HOW TO USE BLOOD FLOW RESTRICTION
The key element of BFR training is the application of a strap. However, the strap cannot just be applied anywhere. To maximise the efficiency of BFR, the strap needs to be placed at the most proximal part of a limb. The strap should never be placed around the middle of the limb, such as mid-bicep or mid-thigh. Such incorrect placement significantly raises the risk of nerve damage.
Once the strap is in the correct place, it needs to be tightened appropriately. If it is too tight then it will totally stop the flow of blood, rather than restrict it. If it is too loose then blood will not be restricted. On a scale that goes from 1 to 10 where 1 is the loosest and 10 the tightest, the strap should be tightened to a 7. If in doubt, it’s better to have the strap too loose than too tight.
If you start to feel numbness or tingling in the limb you’ve overtightened the strap and it needs to be loosened. If you feel no pressure at all then the strap needs to be tightened.
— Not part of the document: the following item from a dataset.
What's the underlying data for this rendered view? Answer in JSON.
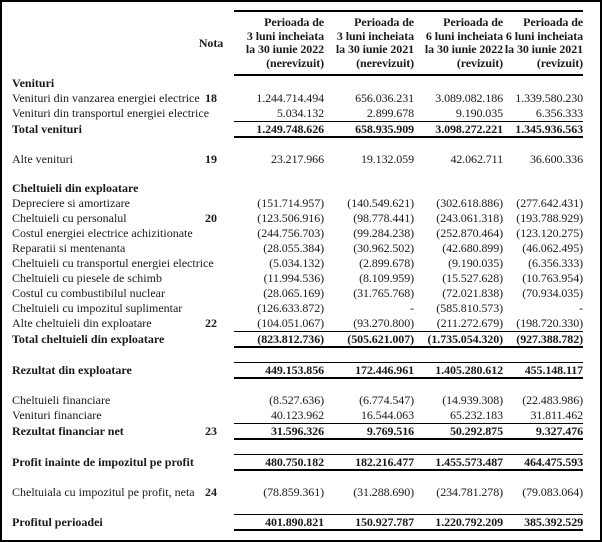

At first, BFR training may feel strange. It is normal to feel a slight discomfort. For those totally new to BFR, it’s best to start slow and build up gradually. As with any new training that is metabolically demanding, your muscles may initially need slightly longer to recover. Train with BFR for no longer than 20 minutes a day, ideally 2-4 times per week.
It won’t be long before adaptations occur and BFR training becomes second nature. Any initial discomfort will seem worth it once the widespread benefits that come from BFR truly kick in.